To find the percentage of births falling in a certain weight category or range, we need to use the concept of z-scores and the standard normal distribution. The z-score measures the number of standard deviations a particular value is away from the mean.
a) To find the percentage of births below 2.5 kg (low weight deliveries), we first need to calculate the z-score for this weight using the formula:
z = (x - μ) / σ
where:
x = the specific value (2.5 kg)
μ = the mean (3.4 kg)
σ = the standard deviation (0.6 kg)
Substituting the values, we get:
z = (2.5 - 3.4) / 0.6
z = -0.9 / 0.6
z = -1.5
Now, we need to find the area under the standard normal distribution curve to the left of z = -1.5. This can be done using statistical tables or software.

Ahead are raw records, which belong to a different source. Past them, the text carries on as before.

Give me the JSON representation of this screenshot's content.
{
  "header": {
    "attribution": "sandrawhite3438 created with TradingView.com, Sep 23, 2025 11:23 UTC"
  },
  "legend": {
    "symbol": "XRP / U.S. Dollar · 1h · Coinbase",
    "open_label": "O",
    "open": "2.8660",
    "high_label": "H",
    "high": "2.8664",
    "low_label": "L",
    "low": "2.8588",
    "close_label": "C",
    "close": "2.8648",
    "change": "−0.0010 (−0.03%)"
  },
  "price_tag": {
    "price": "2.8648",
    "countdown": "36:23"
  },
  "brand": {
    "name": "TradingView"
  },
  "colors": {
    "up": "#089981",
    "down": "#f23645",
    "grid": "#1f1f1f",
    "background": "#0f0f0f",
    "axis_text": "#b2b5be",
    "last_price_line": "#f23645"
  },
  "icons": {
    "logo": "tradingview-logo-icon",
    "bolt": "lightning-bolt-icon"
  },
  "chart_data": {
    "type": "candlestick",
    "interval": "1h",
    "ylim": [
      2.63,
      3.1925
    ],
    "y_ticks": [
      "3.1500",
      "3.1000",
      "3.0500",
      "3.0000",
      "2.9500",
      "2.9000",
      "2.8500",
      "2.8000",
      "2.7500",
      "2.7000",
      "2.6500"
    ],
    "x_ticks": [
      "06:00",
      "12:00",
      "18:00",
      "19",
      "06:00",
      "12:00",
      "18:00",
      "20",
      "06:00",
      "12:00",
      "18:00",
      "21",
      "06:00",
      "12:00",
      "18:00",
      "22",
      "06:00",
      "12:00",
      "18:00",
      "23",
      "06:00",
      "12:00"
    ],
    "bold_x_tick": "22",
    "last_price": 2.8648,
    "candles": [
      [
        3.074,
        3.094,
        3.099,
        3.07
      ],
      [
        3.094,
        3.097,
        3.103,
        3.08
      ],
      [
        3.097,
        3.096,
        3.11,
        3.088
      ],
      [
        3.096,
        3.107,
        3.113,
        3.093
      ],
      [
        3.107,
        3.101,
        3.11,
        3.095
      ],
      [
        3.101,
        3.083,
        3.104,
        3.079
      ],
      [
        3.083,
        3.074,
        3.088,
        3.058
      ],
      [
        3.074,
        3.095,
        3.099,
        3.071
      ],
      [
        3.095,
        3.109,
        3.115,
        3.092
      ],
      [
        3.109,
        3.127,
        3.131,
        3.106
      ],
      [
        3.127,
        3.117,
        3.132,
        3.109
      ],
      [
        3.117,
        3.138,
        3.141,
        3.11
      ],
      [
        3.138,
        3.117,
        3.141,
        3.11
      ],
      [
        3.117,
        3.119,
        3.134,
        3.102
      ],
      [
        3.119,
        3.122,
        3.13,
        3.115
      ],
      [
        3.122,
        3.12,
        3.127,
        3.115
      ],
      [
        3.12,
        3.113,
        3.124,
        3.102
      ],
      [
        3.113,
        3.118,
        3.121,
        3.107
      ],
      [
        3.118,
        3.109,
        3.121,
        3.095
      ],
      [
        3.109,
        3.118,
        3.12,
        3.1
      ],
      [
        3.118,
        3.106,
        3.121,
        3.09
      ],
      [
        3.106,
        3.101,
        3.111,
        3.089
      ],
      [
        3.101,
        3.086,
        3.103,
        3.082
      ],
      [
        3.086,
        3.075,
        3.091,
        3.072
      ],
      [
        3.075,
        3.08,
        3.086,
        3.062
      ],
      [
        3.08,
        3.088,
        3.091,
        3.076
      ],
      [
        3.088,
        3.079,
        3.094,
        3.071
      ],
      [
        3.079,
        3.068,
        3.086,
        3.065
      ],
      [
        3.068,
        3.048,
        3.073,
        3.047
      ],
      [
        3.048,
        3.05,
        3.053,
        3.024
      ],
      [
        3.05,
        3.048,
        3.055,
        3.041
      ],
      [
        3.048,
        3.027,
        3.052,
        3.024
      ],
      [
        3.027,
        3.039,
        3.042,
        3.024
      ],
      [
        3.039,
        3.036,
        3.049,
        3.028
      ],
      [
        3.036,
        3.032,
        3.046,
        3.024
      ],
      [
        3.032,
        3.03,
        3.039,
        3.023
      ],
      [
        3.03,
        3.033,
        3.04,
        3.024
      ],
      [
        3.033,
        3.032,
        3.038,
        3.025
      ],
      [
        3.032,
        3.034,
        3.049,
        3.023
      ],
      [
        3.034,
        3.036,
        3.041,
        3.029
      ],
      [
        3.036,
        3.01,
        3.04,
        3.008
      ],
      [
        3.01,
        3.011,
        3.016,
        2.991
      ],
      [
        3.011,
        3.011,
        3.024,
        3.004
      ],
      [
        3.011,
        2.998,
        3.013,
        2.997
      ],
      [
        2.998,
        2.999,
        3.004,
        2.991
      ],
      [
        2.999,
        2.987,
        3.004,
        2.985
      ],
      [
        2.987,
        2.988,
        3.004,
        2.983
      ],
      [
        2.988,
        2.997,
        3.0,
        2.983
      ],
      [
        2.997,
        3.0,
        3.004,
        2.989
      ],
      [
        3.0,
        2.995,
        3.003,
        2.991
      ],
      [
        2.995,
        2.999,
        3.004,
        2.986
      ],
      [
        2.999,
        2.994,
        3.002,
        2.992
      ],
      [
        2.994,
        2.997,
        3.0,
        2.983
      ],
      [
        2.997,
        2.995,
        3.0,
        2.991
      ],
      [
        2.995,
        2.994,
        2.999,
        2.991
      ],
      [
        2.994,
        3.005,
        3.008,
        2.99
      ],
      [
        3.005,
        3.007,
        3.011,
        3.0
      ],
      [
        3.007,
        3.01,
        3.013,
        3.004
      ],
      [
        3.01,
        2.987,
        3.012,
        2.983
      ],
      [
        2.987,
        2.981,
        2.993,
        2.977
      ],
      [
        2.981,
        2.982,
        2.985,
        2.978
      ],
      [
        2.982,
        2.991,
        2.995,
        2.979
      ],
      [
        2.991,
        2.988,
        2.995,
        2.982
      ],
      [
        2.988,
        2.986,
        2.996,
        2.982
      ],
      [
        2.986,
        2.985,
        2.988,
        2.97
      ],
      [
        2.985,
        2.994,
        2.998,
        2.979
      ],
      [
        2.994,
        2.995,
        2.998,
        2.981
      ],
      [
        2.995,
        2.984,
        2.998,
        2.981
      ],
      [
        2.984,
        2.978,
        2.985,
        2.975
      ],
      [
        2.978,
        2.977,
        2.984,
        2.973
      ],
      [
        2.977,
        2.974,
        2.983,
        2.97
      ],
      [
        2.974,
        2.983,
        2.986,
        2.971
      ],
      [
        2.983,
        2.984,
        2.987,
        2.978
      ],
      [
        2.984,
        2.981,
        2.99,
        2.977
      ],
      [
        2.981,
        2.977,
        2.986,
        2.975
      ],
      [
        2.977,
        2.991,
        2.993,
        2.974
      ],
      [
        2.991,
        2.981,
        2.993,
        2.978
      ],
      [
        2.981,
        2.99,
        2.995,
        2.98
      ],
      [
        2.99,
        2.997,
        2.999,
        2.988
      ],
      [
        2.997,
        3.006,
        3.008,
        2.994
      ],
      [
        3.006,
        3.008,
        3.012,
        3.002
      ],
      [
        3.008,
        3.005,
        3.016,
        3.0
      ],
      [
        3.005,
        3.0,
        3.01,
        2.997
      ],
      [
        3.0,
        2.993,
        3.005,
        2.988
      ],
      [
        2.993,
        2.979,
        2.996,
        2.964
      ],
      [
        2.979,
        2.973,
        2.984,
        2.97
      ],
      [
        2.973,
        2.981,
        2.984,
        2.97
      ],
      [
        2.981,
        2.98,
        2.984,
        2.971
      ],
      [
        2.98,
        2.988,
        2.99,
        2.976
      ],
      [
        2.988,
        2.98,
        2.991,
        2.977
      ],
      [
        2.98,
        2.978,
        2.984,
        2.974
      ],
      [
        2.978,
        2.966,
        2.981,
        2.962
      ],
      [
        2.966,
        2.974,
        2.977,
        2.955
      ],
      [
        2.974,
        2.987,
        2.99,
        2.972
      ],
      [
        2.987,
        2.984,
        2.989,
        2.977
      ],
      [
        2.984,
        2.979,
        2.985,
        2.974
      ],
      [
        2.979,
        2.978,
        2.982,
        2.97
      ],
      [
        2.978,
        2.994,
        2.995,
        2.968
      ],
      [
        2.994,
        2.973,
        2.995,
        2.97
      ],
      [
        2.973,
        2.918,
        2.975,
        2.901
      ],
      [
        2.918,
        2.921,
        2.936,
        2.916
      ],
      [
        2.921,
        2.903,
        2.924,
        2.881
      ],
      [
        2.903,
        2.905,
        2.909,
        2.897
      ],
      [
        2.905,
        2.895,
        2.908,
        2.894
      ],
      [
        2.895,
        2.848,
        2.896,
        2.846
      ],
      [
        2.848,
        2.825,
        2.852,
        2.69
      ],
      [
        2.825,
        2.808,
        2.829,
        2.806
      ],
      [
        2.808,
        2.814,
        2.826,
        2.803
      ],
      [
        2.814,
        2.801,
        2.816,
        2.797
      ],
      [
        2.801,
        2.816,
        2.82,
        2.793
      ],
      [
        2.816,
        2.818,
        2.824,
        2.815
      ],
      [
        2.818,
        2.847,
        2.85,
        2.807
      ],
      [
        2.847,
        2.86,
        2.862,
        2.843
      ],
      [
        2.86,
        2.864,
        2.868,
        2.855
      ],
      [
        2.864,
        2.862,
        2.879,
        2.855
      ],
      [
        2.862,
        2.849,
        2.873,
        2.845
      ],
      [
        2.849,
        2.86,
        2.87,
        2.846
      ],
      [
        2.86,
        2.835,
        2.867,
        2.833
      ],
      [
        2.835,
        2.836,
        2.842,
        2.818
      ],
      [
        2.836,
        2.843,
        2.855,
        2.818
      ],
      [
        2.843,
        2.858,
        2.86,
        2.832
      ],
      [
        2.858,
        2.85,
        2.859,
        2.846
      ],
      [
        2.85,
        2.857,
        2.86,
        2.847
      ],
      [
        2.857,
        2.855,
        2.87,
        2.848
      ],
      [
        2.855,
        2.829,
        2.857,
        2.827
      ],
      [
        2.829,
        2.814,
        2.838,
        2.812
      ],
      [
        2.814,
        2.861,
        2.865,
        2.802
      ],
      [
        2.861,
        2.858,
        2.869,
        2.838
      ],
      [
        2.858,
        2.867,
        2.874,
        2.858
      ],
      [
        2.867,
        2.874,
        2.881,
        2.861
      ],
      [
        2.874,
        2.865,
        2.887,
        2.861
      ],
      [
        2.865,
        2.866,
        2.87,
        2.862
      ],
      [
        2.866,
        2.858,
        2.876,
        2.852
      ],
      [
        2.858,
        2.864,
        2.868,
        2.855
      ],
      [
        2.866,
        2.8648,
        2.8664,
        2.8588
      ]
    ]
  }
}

Looking up the z-score -1.5 in the standard normal distribution table, we find that the area to the left of it is approximately 0.0668 or 6.68%.
Therefore, approximately 6.68% of births would be categorized as high-risk/low-weight deliveries.
b) To find the percentage of births above 4.6 kg (high birth weight deliveries), we follow a similar process.
z = (4.6 - 3.4) / 0.6
z = 1.2 / 0.6
z = 2.0
Looking up the z-score 2.0 in the standard normal distribution table, we find that the area to the left of it is approximately 0.9772 or 97.72%.
Since we want the percentage of births above 4.6 kg, we subtract the area to the left from 1:
1 - 0.9772 = 0.0228 or 2.28%
Therefore, approximately 2.28% of births would be categorized as high-risk/high-weight deliveries.
c) If only the middle 80% of birth weights are considered normal, we need to find the new cutoff points for low and high weight risk deliveries.
Since the middle 80% refers to the range that covers 80% of the data, we need to find the z-scores that correspond to the upper and lower 10th percentiles of the standard normal distribution.
The lower 10th percentile corresponds to an area to the left of z = -1.28, while the upper 10th percentile corresponds to an area to the right of z = 1.28.
Using the z-score formula, we can solve for the new cutoff points:
-1.28 = (x - 3.4) / 0.6 (lower cutoff)
1.28 = (x - 3.4) / 0.6 (upper cutoff)
Solving for 'x' in both equations:
x - 3.4 = -1.28 * 0.6
x - 3.4 = -0.768
x = 2.632
x - 3.4 = 1.28 * 0.6
x - 3.4 = 0.768
x = 4.168
The new cutoff points for low and high weight risk deliveries would be approximately 2.632 kg and 4.168 kg, respectively.